The Alzheimer’s Association’s Missouri Chapter Offers Tips For Keeping A Person With Alzheimer’s Or Dementia From Wandering
SPRINGFIELD, Mo. (KY3) – Many people may know someone who is living with dementia or Alzheimer’s disease. For friends, family and caregivers, wandering can cause a lot of worry.
Sarah Lovegreen, vice president of programs for the Alzheimer’s Association’s Greater Missouri Chapter, says six in ten people living with the disease will wander at some point.
Lovegreen says that if the person with Alzheimer’s is living alone, it is important for the family or caregiver to have check-in points throughout the day.

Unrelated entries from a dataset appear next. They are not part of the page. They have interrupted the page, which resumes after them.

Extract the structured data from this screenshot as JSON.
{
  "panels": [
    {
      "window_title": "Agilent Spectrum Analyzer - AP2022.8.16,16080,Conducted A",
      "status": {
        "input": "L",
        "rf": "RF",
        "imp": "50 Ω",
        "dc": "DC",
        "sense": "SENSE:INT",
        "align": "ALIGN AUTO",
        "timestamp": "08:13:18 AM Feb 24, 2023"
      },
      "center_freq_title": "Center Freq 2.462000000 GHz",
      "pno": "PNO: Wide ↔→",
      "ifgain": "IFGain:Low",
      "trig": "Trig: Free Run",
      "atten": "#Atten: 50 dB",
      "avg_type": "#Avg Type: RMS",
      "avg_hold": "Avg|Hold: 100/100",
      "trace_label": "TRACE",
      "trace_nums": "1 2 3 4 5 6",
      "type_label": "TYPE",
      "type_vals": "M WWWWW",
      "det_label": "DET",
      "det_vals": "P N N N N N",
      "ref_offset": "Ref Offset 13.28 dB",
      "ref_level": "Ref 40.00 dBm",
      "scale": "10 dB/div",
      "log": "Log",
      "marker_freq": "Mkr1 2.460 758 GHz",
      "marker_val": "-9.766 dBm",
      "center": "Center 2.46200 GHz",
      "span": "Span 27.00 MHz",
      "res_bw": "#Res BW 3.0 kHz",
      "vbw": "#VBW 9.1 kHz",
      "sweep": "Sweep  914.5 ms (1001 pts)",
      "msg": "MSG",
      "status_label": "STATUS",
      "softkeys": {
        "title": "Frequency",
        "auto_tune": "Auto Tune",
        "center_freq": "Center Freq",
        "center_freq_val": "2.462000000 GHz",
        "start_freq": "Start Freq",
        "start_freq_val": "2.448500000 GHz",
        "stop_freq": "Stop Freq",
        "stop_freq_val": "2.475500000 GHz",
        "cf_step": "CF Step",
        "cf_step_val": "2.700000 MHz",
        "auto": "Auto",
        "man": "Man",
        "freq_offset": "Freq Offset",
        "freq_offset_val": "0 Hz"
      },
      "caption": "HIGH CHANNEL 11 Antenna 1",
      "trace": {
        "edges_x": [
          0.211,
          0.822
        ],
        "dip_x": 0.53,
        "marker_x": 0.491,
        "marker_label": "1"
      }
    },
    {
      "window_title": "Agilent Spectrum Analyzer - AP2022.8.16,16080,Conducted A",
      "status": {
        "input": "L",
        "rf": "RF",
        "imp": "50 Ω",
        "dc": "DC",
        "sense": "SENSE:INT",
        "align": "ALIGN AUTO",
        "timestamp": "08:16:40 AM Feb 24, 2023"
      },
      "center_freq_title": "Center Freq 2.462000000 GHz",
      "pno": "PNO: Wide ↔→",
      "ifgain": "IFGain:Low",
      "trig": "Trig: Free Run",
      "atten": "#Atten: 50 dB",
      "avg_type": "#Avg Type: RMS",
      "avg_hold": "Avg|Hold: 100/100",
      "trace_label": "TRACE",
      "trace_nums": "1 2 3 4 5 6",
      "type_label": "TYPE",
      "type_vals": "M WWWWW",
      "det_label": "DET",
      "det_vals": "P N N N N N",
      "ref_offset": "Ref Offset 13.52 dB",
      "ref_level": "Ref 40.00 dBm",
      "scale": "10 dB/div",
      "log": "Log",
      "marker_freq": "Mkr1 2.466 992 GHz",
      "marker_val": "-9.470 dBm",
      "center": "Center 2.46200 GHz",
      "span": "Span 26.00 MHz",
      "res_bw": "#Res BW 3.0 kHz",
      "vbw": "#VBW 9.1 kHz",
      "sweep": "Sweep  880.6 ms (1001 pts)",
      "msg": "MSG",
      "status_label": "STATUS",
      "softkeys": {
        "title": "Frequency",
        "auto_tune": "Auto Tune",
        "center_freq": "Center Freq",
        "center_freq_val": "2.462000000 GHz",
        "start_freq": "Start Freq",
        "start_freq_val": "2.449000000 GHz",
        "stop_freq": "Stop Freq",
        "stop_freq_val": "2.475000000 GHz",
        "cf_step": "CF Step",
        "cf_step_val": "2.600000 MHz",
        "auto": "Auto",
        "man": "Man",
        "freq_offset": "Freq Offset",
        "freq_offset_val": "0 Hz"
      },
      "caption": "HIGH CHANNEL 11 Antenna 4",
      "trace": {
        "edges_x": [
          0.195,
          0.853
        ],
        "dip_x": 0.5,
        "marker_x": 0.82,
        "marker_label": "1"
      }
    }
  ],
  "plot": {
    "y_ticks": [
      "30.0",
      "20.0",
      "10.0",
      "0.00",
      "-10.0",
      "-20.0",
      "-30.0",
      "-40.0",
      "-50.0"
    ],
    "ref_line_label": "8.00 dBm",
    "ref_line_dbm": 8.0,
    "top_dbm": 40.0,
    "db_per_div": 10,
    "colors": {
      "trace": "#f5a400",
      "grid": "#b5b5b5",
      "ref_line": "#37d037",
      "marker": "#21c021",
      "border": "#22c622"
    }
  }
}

“Have an agreed upon time,” says Lovegreen. “Maybe morning phone calls. Maybe another neighbor or family member can check in at noon and then just check in that night are good things to do. Also, just have conversations about their schedule for the day.
Lovegreen says using doorknobs or covering doorknobs with fabric can be a quick thing family members can do. If the caretaker or a family member lives with the person with the disease, they can also add new locks to the doors or put a screen in front of a door that leads outside.
“Putting a high or low door lock on the door can help keep it out of sight,” says Lovegreen.
If possible, she suggests a fenced yard so they can walk around and have space without the risk of straying.
“Re-channeling this into some physical activity can also help decrease the desire to wander if we provide people with these opportunities to be physically active,” says Lovegreen.
Another tip is to store the things you would wear outside.
“Your coat, your hat, those things tucked away where they go rather than hanging from the back of a chair,” says Lovegreen. “It won’t necessarily make someone think oh it’s time for me to go out.”
Seth Harrell helped take care of his mother while she lived at the home. Harrell says her mother’s wandering started around the house, going to different rooms, forgetting where she was and getting lost to return to her bedroom.
“If you walk into the kitchen you can get into some dangerous stuff in there,” Harrell says. “Light the stove, walk away, things like that. We even planned to turn off the circuit breaker that controlled the stove and oven.
However, Harrell says she started to get lost on walks. It was then that he and her father stressed how important it was for her to have access to her phone.
“We put a lanyard on her phone so she could wear it around her neck so it was always there,” says Harrell. “If we couldn’t find her, we could call her and she would ring. It was easy for her to grasp. But it only succeeded when she was physically able to figure out how to use her phone.
Lovegreen says technology can help play a role in keeping people safe.
“We have a lot of doorbells that can search for motion,” says Lovegreen. “We can also think about seeing when the door locks and unlocks, because we also have an electronic version. Have a conversation with them about it.
Harrell says it can be very difficult for gatekeepers to implement these changes in the house, but the sooner the better.
“You don’t want it to look like a prison even though it could be their own home,” says Harrell. “There are few good options and you need to make safety your number one priority.”
Each case is situational, but Lovegreen says they offer advice for people who keep guns in the home.
“Really have a conversation with caregivers who may have guns in the home to determine what’s best for storage and safety,” says Lovegreen. “There are many safe ways to store them. We also want to ask ourselves if there is a suitable time not to have them in the house at all. “
If they wander, Lovegreen says they often stay about a mile and a half from the house.
“They can talk about the need to visit a family member or the need to go to work,” says Lovegreen. “It can trigger ideas about where the person might have gone. “
They often wander in the direction of their dominant hand.
“The person is right-handed, they are more likely to come out of their home,” says Lovegreen. “If they’re left-handed, they’re more likely to turn left, which can also give caregivers a clue when thinking about which direction someone has gone. “
It is important to keep car keys out of sight if they can no longer drive.
“Someone can forget that they are not driving anymore and can get in the car and walk away,” says Lovegreen. “The next thing you know is they don’t know where they are and they don’t know how to get home. By car, you can go far very quickly.
If they have a history of wandering, Lovegreen says to try to search for them for about 15 minutes before calling the police.
“If you keep looking and can’t find this person, it’s very important to go ahead and call the authorities and get help with this,” Lovegreen said. “If you have a recent photo, that’s really important. As adults get older, we don’t necessarily have this current photo, so a current photo of your loved one can help make the search for a missing person easier.
Missouri State Highway Patrol may issue an endangered money advisory for people with dementia or other cognitive impairments.
The criteria to be respected are:
- The person is 60 years of age or older and is thought to have dementia or other cognitive impairment.
- A legal custodian of the missing person submitted a missing person report to the local law enforcement agency where the person went missing.
- There is enough information available to release to the public that could help locate the missing adult.